Mani clarifies that Saroja was meeting Muthiah (Gemini ganesan, Meenakshi former lover) who has now become a millionaire and helped paying the college fees. He won the family case and gained 4 lak rupees in his favor; Using that money he has built the hotel; Saroja met Muthiah in his hotel to get help to pay Balus college fees . This clears the air and every one realises their mistake, including Periyasamy. Periyasamy repents. Marudhu pillai apologises. Pariyasamy apologises to Balu and unites Saroja with him; Muthiah walks in and Meenakshi thanks him for the timely help. Muthiah shares the news that he has married a girl and introduces her to every, who is none other than Meenakshi's dumb sister. Meenakshi is overwhelmed with joy to see her sister married to Muthiah and her brother Balu united with Saroja. Story ends.

== Production ==
Chitthi is an adaptation of the play Dayanidhi written by Vai. Mu.

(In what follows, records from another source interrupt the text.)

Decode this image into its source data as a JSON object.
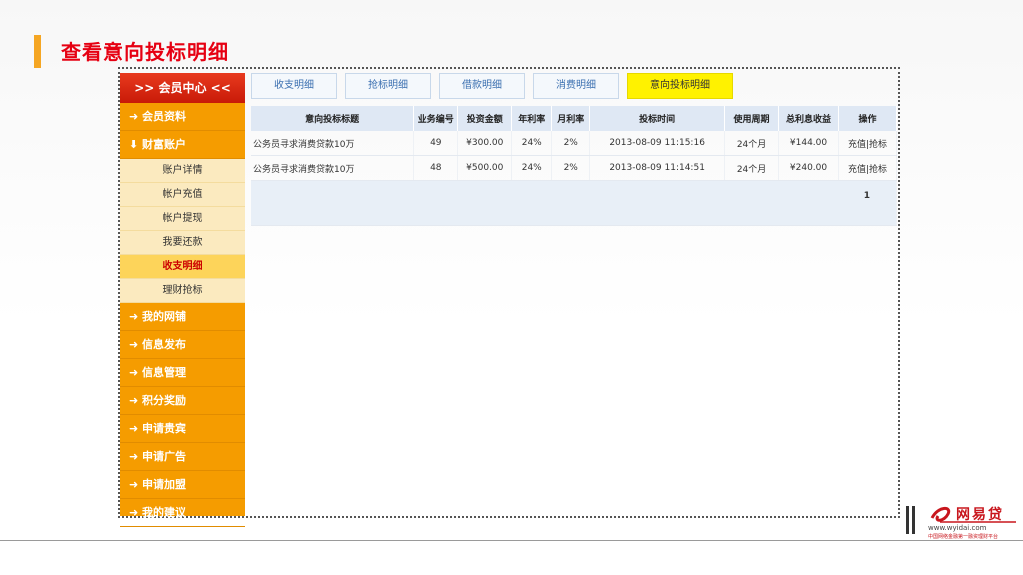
{
  "page": {
    "title": "查看意向投标明细"
  },
  "sidebar": {
    "header": ">> 会员中心 <<",
    "items_top": [
      {
        "label": "会员资料"
      },
      {
        "label": "财富账户"
      }
    ],
    "sub_items": [
      {
        "label": "账户详情"
      },
      {
        "label": "帐户充值"
      },
      {
        "label": "帐户提现"
      },
      {
        "label": "我要还款"
      },
      {
        "label": "收支明细"
      },
      {
        "label": "理财抢标"
      }
    ],
    "items_bottom": [
      {
        "label": "我的网铺"
      },
      {
        "label": "信息发布"
      },
      {
        "label": "信息管理"
      },
      {
        "label": "积分奖励"
      },
      {
        "label": "申请贵宾"
      },
      {
        "label": "申请广告"
      },
      {
        "label": "申请加盟"
      },
      {
        "label": "我的建议"
      }
    ]
  },
  "tabs": [
    {
      "label": "收支明细"
    },
    {
      "label": "抢标明细"
    },
    {
      "label": "借款明细"
    },
    {
      "label": "消费明细"
    },
    {
      "label": "意向投标明细"
    }
  ],
  "table": {
    "columns": [
      "意向投标标题",
      "业务编号",
      "投资金额",
      "年利率",
      "月利率",
      "投标时间",
      "使用周期",
      "总利息收益",
      "操作"
    ],
    "rows": [
      [
        "公务员寻求消费贷款10万",
        "49",
        "¥300.00",
        "24%",
        "2%",
        "2013-08-09 11:15:16",
        "24个月",
        "¥144.00",
        "充值|抢标"
      ],
      [
        "公务员寻求消费贷款10万",
        "48",
        "¥500.00",
        "24%",
        "2%",
        "2013-08-09 11:14:51",
        "24个月",
        "¥240.00",
        "充值|抢标"
      ]
    ],
    "page_number": "1"
  },
  "logo": {
    "name": "网易贷",
    "url": "www.wyidai.com",
    "slogan": "中国网络金融第一融资理财平台"
  },
  "colors": {
    "accent_red": "#e60012",
    "sidebar_orange": "#f59c00",
    "active_tab": "#fff200"
  }
}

Kothainayaki Ammal. Cinematography was handled by R. Sampath, and editing by R. Devarajan. Padmini initially recommended Srividya for the character of her mute sister for which she practiced being mute in home; however she was replaced by Vijayasree.

== Themes ==
According to N. Kalyan Raman's essay "Dream world: Reflections on Cinema and Society in Tamil Country", Chitthi subverts the wicked stepmother trope by making the titular stepmother a figure of suffering and sacrifice, protecting her stepchildren from her callous and irresponsible husband.

== Soundtrack ==
Music was composed by M. S. Viswanathan.

| Song | Singer | Lyrics | Length |
| "Thaneer Suduvathenna" | T. M. Soundararajan P. Susheela | Kannadasan | 4:02 |
| "Kalamithu Kalamithu" | P. Susheela | 6:09 |
| "Ingey Deivam Pathi" | A. L. Raghavan Mothi | 4:23 |
| "Santhipoma Indru" | P. B. Sreenivas L. R. Eswari | 3:48 |
| "Santhipoma Indru" (Sad) | 3:06 |
| "Maarum Kanni Manam" | P. Susheela | 1:42 |
| "Cycle Vandi Mele" | Sirkazhi Govindarajan | Udumalai Narayana Kavi | 3:49 |

== Release and reception ==
Chitthi was released on 14 January 1966. T. M. Ramachandran of Sport and Pastime positively reviewed the film praising Gopalakrishnan's direction and also praised the cast and crew members of the film. Kalki criticised the film for lack of originality, felt Gemini Ganesan was underutilised and M. R. Radha's acting lacked newness.

== Remakes ==
Chitthi was remade in Hindi as Aurat (1967), in Telugu as Pinni (1967), in Kannada as Chikkamma (1969) and in Malayalam as Achante Bharya (1971).